New “Atlas” Will Catalog Proteins That Bind to Rare Earth Elements

A collaborative research effort led by the National Laboratory of the Rockies (NLR) and supported by the Pacific Northwest National Laboratory (PNNL) is creating the first comprehensive atlas of proteins that bind to rare earth elements. This initiative aims to strengthen the United States’ domestic supply of critical minerals, such as neodymium and dysprosium, which are essential for manufacturing powerful magnets used in technologies ranging from electric vehicles to MRI scanners. Funded by a $2 million grant from the U.S. Department of Energy, the project seeks to reduce reliance on imports, particularly from China, by harnessing biological processes to recover these metals from domestic sources. The project involves mapping the natural diversity of metal-binding proteins found in microbes, which are abundant in soil ecosystems across the country. Using machine learning, the team is developing a “bioprospecting” tool that predicts where microbes with proteins capable of binding rare earth elements are likely to be found. This approach combines environmental data such as soil chemistry and climate with metagenomic information to create a geographic and phylogenetic map, allowing researchers to pinpoint promising locations for sampling and further study.

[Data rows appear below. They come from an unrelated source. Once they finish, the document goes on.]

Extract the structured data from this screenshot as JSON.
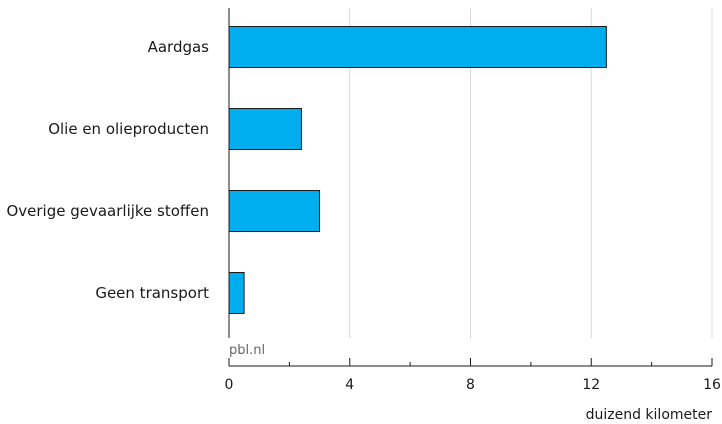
{
  "chart_data": {
    "type": "bar",
    "orientation": "horizontal",
    "categories": [
      "Aardgas",
      "Olie en olieproducten",
      "Overige gevaarlijke stoffen",
      "Geen transport"
    ],
    "values": [
      12.5,
      2.4,
      3.0,
      0.5
    ],
    "xlim": [
      0,
      16
    ],
    "major_ticks": [
      0,
      4,
      8,
      12,
      16
    ],
    "minor_ticks": [
      2,
      6,
      10,
      14
    ],
    "xlabel": "duizend kilometer",
    "title": "",
    "grid": true,
    "colors": {
      "bar": "#00aeef",
      "bar_stroke": "#1a1a1a",
      "grid": "#d9d9d9",
      "axis": "#1a1a1a"
    }
  },
  "source": "pbl.nl"
}
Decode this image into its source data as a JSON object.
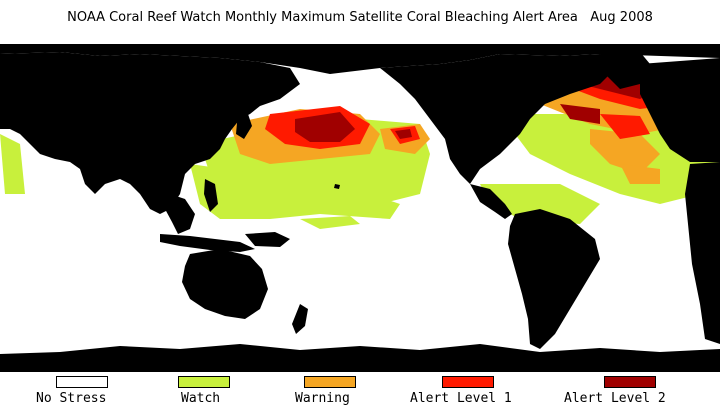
{
  "title": "NOAA Coral Reef Watch Monthly Maximum Satellite Coral Bleaching Alert Area   Aug 2008",
  "colors": {
    "land": "#000000",
    "no_stress": "#ffffff",
    "watch": "#c8f03c",
    "warning": "#f5a623",
    "alert1": "#ff1a00",
    "alert2": "#a00000"
  },
  "legend": [
    {
      "label": "No Stress",
      "color": "#ffffff"
    },
    {
      "label": "Watch",
      "color": "#c8f03c"
    },
    {
      "label": "Warning",
      "color": "#f5a623"
    },
    {
      "label": "Alert Level 1",
      "color": "#ff1a00"
    },
    {
      "label": "Alert Level 2",
      "color": "#a00000"
    }
  ]
}
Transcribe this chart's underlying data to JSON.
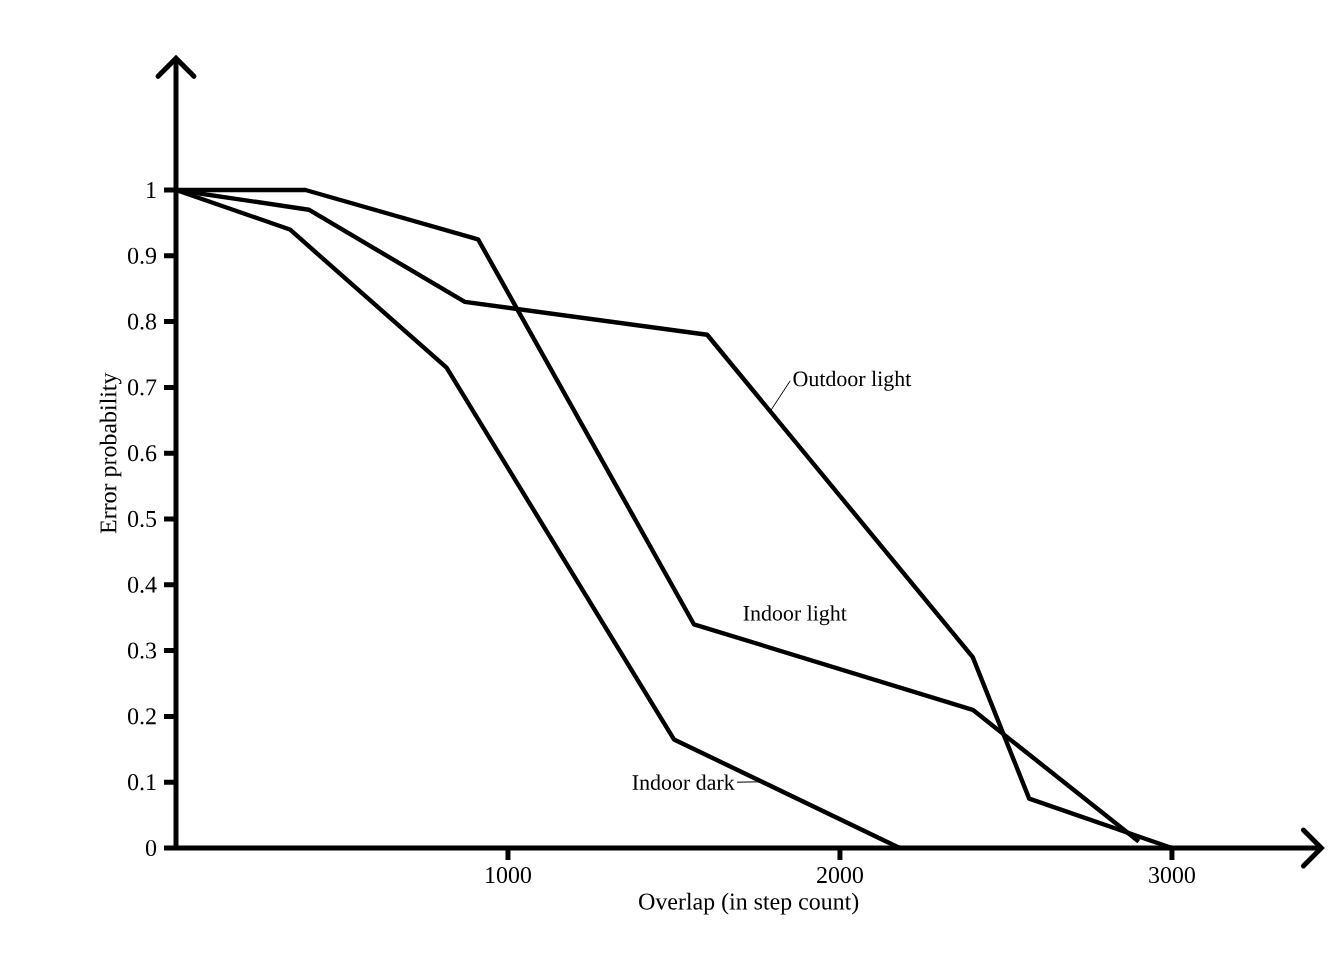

Once environmental samples are collected, researchers use high-throughput robotic systems to validate the metal-binding properties of proteins encoded by microbial DNA sequences. This process assesses how selectively and strongly these proteins bind to rare earth elements, as well as their stability through multiple binding and release cycles. Identifying proteins with optimal binding characteristics is crucial for developing bioseparation technologies that could efficiently extract critical minerals from waste streams like electronic scrap or mining residues. Alli Werner, a senior biological engineer at NLR, emphasises the novelty and potential of this research, noting that understanding the natural diversity of these proteins could revolutionise metal refining processes. By redesigning proteins for enhanced performance, the project aims to create more sustainable and cost-effective methods for critical mineral recovery. The successful development of these biological tools could mark a significant step towards achieving a fully domestic and resilient supply chain for rare earth elements in the United States.